Berlin. Die EU erlaubt, Abgasgrenzwerte anzupassen – ein Zeichen, dass Umweltschutz aktuell zu weit geht? Das wollte „Maischberger“ wissen.

Die Deutsche Umwelthilfe hat deutschen Großstädten durch Gerichtsprozesse zur Einhaltung von Abgas-Grenzwerten gezwungen, die EU erlaubt aber die Grenzwerte zu lockern. Nimmt sich die Umwelthilfe also zu wichtig oder haben Auto-Fans noch immer den größten Einfluss? Das war die heiß diskutierte Frage bei „Maischberger“ im Ersten.

Die ersten 20 Minuten von „Maischberger“ könnten auch den Titel tragen: Umwelthilfe gleich Spielverderberin. Als „Abmahnverein“, bezeichnete „Welt“-Chefredakteur Ulf Poschardt die Organisation, die gerade eine Stadt nach der anderen wegen zu hoher Stickoxidwerte verklagt. Eine „Sentimentalisierung“ in Sachen Umweltverschmutzung nehme sie vor.

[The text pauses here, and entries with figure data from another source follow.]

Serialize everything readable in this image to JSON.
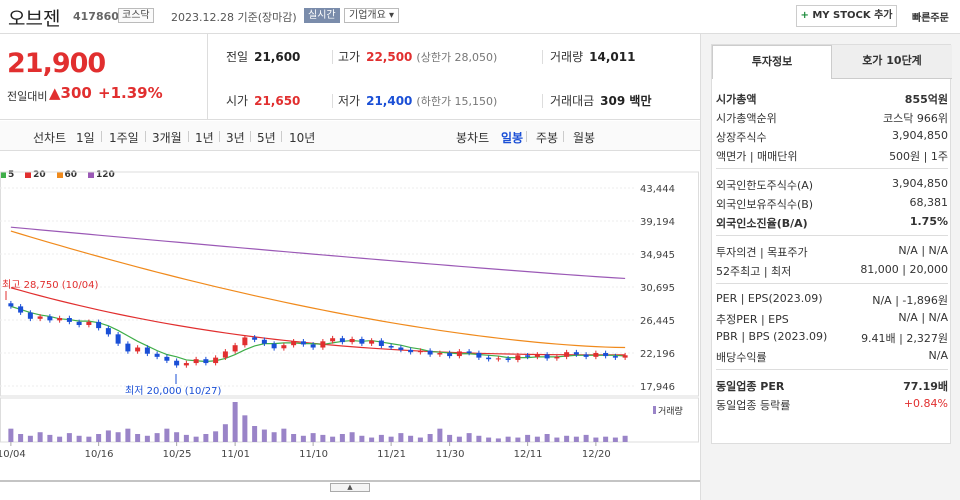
{
  "header": {
    "name": "오브젠",
    "code": "417860",
    "market": "코스닥",
    "date": "2023.12.28 기준(장마감)",
    "live": "실시간",
    "company_info": "기업개요",
    "mystock": "MY STOCK 추가",
    "quick_order": "빠른주문"
  },
  "price": {
    "current": "21,900",
    "change_label": "전일대비",
    "change": "300",
    "pct": "+1.39%"
  },
  "quote": {
    "prev_label": "전일",
    "prev": "21,600",
    "high_label": "고가",
    "high": "22,500",
    "upper": "(상한가 28,050)",
    "vol_label": "거래량",
    "vol": "14,011",
    "open_label": "시가",
    "open": "21,650",
    "low_label": "저가",
    "low": "21,400",
    "lower": "(하한가 15,150)",
    "amt_label": "거래대금",
    "amt": "309 백만"
  },
  "periods": {
    "line_label": "선차트",
    "items": [
      "1일",
      "1주일",
      "3개월",
      "1년",
      "3년",
      "5년",
      "10년"
    ],
    "candle_label": "봉차트",
    "candle_items": [
      "일봉",
      "주봉",
      "월봉"
    ]
  },
  "chart_data": {
    "type": "candlestick",
    "legend": [
      "5",
      "20",
      "60",
      "120"
    ],
    "legend_colors": [
      "#3fae49",
      "#e12f2f",
      "#f08a1c",
      "#9b59b6"
    ],
    "y_ticks": [
      "43,444",
      "39,194",
      "34,945",
      "30,695",
      "26,445",
      "22,196",
      "17,946"
    ],
    "x_ticks": [
      "10/04",
      "10/16",
      "10/25",
      "11/01",
      "11/10",
      "11/21",
      "11/30",
      "12/11",
      "12/20"
    ],
    "ylim": [
      17946,
      43444
    ],
    "high_annotation": "최고 28,750 (10/04)",
    "low_annotation": "최저 20,000 (10/27)",
    "volume_label": "거래량",
    "closes": [
      28200,
      27400,
      26600,
      26900,
      26400,
      26700,
      26200,
      25800,
      26200,
      25400,
      24600,
      23400,
      22400,
      22900,
      22100,
      21700,
      21200,
      20600,
      20900,
      21400,
      20900,
      21600,
      22400,
      23200,
      24200,
      23900,
      23400,
      22800,
      23200,
      23700,
      23300,
      22900,
      23700,
      24100,
      23600,
      24000,
      23400,
      23800,
      23100,
      22900,
      22600,
      22300,
      22500,
      22000,
      22200,
      21800,
      22400,
      22200,
      21600,
      21400,
      21500,
      21300,
      21900,
      21700,
      22000,
      21500,
      21700,
      22300,
      22000,
      21700,
      22200,
      21800,
      21600,
      21900
    ],
    "ma5": [
      28200,
      27800,
      27400,
      27100,
      26900,
      26600,
      26500,
      26300,
      26300,
      26100,
      25700,
      25100,
      24400,
      23700,
      23100,
      22500,
      22000,
      21700,
      21300,
      21200,
      21100,
      21200,
      21500,
      22000,
      22600,
      23100,
      23400,
      23400,
      23500,
      23500,
      23400,
      23400,
      23300,
      23500,
      23700,
      23800,
      23700,
      23800,
      23600,
      23400,
      23200,
      22900,
      22700,
      22400,
      22300,
      22200,
      22100,
      22100,
      22000,
      21900,
      21800,
      21600,
      21600,
      21600,
      21700,
      21700,
      21700,
      21800,
      21900,
      21900,
      21900,
      21900,
      21900,
      21800
    ],
    "ma20_start": 30600,
    "ma20_end": 21950,
    "ma60_start": 37900,
    "ma60_end": 22900,
    "ma120_start": 38400,
    "ma120_end": 31800,
    "volumes": [
      30,
      18,
      14,
      22,
      16,
      12,
      20,
      14,
      12,
      18,
      26,
      22,
      30,
      18,
      14,
      20,
      30,
      22,
      16,
      12,
      18,
      24,
      40,
      90,
      60,
      36,
      28,
      22,
      30,
      18,
      14,
      20,
      16,
      12,
      18,
      22,
      14,
      10,
      16,
      12,
      20,
      14,
      10,
      18,
      30,
      16,
      12,
      20,
      14,
      10,
      8,
      12,
      10,
      16,
      12,
      18,
      10,
      14,
      12,
      16,
      10,
      12,
      10,
      14
    ]
  },
  "info": {
    "tabs": [
      "투자정보",
      "호가 10단계"
    ],
    "rows1": [
      {
        "l": "시가총액",
        "r": "855억원",
        "bold": true
      },
      {
        "l": "시가총액순위",
        "r": "코스닥 966위"
      },
      {
        "l": "상장주식수",
        "r": "3,904,850"
      },
      {
        "l": "액면가 | 매매단위",
        "r": "500원 | 1주"
      }
    ],
    "rows2": [
      {
        "l": "외국인한도주식수(A)",
        "r": "3,904,850"
      },
      {
        "l": "외국인보유주식수(B)",
        "r": "68,381"
      },
      {
        "l": "외국인소진율(B/A)",
        "r": "1.75%",
        "bold": true
      }
    ],
    "rows3": [
      {
        "l": "투자의견 | 목표주가",
        "r": "N/A | N/A"
      },
      {
        "l": "52주최고 | 최저",
        "r": "81,000 | 20,000"
      }
    ],
    "rows4": [
      {
        "l": "PER | EPS(2023.09)",
        "r": "N/A | -1,896원"
      },
      {
        "l": "추정PER | EPS",
        "r": "N/A | N/A"
      },
      {
        "l": "PBR | BPS (2023.09)",
        "r": "9.41배 | 2,327원"
      },
      {
        "l": "배당수익률",
        "r": "N/A"
      }
    ],
    "rows5": [
      {
        "l": "동일업종 PER",
        "r": "77.19배",
        "bold": true
      },
      {
        "l": "동일업종 등락률",
        "r": "+0.84%",
        "red": true
      }
    ]
  }
}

„Maischberger“ – das waren die Gäste:

  • „Welt-Chefredakteur“ Ulf Poschardt
  • Barbara Metz von der Deutschen Umwelthilfe
  • Wolfgang Kubicki (stellvertretender Parteivorsitzender der FDP)
  • Franz Alt (Autor und Journalist, früherer Moderator der ARD Politsendung „Report“)
  • Mai Thi Nguyen-Kim (ARD-Wissenschaftsjournalistin)

„Mit Alten, Kindern und Schwachen zu kommen, ist ja die naheliegendste Argumentation“, sagte der Porsche-Fahrer Poschardt in Richtung Barbara Metz, der stellvertretenden Geschäftsführerin der Deutschen Umwelthilfe.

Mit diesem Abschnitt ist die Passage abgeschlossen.